The Bush administration's motives are transparent: continue to demonize Iran and Syria while refusing to engage their governments diplomatically in order to garner support for an aggressive policy of militarism.
As Fisk reminds us, the situation in the Middle East belies such simple-minded thinking. Therefore, we must be cautious and educated.

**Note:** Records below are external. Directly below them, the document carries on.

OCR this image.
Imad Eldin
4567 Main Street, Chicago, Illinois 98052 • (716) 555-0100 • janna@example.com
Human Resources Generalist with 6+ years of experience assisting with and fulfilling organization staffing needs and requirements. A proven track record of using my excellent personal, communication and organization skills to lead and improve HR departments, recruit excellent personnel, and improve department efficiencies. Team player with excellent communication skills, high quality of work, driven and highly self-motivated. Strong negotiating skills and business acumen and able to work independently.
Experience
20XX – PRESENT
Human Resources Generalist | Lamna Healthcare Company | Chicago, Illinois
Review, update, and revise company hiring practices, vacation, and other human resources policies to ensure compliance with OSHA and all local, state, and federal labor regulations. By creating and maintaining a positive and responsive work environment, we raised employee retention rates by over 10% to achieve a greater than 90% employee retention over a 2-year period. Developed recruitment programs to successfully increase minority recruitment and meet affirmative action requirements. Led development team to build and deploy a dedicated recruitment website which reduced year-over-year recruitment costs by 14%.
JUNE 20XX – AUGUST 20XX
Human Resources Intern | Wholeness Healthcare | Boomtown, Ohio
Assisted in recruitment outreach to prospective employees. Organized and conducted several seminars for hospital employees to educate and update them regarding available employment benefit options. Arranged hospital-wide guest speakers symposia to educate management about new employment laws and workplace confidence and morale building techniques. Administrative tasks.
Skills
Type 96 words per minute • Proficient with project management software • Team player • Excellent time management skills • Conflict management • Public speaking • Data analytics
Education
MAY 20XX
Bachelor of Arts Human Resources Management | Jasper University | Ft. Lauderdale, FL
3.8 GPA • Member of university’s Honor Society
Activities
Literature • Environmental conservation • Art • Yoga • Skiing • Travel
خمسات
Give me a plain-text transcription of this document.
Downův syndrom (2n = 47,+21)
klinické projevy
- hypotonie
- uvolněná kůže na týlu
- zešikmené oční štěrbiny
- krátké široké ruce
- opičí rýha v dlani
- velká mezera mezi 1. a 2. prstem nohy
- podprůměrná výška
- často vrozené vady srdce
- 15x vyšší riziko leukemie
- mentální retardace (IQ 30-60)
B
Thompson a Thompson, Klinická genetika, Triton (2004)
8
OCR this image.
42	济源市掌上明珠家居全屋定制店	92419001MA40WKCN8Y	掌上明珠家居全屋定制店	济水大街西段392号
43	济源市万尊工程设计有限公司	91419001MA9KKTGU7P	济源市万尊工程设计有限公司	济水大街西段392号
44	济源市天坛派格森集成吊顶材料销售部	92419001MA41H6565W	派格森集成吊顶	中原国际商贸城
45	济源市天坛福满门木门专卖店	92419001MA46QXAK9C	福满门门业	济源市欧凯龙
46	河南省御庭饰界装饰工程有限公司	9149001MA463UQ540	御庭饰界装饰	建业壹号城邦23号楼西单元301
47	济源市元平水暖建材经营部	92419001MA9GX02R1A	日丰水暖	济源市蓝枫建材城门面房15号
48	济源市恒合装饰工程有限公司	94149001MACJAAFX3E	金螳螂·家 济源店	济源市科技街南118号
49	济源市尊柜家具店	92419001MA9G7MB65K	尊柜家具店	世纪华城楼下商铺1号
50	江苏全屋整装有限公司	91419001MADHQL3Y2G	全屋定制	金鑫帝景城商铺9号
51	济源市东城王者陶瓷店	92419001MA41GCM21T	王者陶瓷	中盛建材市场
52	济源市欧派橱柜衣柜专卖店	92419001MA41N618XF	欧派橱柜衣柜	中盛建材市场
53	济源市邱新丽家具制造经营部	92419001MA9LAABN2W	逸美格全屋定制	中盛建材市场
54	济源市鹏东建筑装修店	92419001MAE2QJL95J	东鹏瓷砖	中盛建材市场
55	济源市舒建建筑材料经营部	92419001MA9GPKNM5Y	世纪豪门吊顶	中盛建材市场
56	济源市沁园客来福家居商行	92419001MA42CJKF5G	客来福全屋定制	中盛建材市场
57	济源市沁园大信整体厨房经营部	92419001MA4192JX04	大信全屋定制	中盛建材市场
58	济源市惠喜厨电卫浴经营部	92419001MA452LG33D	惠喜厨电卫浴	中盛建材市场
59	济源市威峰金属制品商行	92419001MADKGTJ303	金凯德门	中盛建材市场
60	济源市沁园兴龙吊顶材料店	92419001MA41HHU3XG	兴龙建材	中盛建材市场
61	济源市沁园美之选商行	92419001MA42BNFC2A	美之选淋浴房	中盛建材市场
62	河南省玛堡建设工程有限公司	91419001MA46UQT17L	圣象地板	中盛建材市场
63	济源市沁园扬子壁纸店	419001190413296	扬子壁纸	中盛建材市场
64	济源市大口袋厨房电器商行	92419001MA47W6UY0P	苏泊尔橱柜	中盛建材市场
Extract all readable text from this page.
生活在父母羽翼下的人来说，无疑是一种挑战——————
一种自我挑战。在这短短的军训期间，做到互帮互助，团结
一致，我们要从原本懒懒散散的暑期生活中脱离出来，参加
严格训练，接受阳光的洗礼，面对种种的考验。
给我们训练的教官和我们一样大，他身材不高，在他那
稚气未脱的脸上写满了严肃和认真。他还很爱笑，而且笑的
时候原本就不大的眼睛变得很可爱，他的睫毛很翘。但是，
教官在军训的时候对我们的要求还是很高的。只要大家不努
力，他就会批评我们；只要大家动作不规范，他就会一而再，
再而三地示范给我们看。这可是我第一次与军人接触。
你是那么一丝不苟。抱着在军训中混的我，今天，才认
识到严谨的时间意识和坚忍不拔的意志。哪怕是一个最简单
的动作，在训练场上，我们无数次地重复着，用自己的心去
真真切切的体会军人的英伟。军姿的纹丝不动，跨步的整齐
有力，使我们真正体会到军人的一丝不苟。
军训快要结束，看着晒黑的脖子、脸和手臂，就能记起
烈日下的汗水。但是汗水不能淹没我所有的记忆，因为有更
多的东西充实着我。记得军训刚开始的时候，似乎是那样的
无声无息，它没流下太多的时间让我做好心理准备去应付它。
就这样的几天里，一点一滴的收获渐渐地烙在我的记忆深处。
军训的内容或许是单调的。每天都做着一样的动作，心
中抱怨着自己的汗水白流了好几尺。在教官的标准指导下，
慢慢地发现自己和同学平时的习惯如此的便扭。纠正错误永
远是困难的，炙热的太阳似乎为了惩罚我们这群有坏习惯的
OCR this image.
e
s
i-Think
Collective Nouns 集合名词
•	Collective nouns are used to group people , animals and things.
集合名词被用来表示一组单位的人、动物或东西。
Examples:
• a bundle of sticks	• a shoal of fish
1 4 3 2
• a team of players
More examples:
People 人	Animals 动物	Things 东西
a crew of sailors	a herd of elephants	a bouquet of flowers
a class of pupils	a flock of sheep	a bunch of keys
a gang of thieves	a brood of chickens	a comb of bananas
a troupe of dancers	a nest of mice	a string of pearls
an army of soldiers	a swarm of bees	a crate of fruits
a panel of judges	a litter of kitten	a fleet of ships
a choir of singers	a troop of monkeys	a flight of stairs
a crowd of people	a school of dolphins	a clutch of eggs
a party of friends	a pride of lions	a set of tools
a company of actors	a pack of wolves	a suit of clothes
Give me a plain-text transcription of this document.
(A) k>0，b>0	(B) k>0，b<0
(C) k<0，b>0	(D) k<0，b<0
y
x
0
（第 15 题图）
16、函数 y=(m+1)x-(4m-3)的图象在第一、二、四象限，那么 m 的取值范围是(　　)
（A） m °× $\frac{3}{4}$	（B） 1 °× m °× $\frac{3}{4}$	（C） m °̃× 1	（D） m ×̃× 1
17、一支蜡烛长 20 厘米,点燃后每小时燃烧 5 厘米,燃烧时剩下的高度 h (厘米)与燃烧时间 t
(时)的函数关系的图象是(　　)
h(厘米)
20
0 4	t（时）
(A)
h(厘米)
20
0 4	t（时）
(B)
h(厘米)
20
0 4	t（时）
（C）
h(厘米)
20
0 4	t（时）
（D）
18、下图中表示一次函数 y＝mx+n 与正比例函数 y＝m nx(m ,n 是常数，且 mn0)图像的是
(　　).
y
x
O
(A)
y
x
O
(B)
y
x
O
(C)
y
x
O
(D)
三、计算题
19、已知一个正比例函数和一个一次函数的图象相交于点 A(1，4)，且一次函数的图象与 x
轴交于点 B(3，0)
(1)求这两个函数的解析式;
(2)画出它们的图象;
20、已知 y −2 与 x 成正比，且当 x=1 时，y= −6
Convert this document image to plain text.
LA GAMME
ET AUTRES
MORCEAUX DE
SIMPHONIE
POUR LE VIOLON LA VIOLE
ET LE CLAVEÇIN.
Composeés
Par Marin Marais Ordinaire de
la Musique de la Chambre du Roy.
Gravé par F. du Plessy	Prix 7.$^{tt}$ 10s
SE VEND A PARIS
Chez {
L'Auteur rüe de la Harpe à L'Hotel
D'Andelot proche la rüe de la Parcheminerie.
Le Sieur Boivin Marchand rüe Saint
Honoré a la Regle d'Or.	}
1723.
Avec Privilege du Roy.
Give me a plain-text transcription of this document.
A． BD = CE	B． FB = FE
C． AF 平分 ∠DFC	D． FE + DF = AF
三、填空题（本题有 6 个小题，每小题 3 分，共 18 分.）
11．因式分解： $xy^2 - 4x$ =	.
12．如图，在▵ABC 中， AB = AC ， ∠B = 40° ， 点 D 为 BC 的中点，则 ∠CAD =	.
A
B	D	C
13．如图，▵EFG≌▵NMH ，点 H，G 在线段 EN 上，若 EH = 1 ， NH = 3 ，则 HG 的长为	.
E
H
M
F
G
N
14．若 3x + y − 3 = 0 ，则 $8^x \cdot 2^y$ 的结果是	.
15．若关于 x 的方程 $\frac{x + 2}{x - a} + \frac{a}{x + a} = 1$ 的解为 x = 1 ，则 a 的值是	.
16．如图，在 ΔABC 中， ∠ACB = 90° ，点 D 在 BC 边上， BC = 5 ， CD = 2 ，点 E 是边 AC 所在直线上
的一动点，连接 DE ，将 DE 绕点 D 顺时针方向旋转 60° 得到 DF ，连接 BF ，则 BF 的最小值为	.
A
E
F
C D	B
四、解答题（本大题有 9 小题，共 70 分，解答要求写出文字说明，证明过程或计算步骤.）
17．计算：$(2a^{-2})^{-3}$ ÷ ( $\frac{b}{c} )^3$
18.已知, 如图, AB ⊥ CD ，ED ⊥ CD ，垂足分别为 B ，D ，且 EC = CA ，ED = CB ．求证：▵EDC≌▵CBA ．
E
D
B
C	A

We learned that lesson (or did we?) watching the wars in Afghanistan and Iraq defy what the US and other governments stated would be fairly straightforward problems to deal with.
March 2003:
VICE PRES. CHENEY: I think things have gotten so bad inside Iraq from the standpoint of the Iraqi people, my belief is we will, in fact, be greeted as liberators.
MR. RUSSERT: If your analysis is not correct and we’re not treated as liberators but as conquerors and the Iraqis begin to resist particularly in Baghdad, do you think the American people are prepared for a long, costly and bloody battle with significant American casualties?
VICE PRES. CHENEY: Well, I don’t think it’s unlikely to unfold that way, Tim, because I really do believe we will be greeted as liberators.
If western governments are to provide aid beyond the dollars being donated to the Lebanese government, they owe it to their citizens and Lebanese citizens to present a factual account of the limitations they face while acknowledging the complexities. It's easy to justify aggressive, heated talking points while pointing fingers if the populace refuses to learn about or is not given the full story. The Israel/Lebanon war almost crushed Siniora's government and reminded everyone that the way to peace will not be found via missiles or bombs.
The most influential voices in Lebanon - including Hezbollah - are now calling for respecting the current curfews in order to stop the erupting violence. There is no simple solution to this situation but first, at least, they have to stop killing each other and western governments would do well to not add fuel to those literal fires by pushing their broader agendas for the region on a democratically-elected government that is on the brink of dealing with yet another civil war.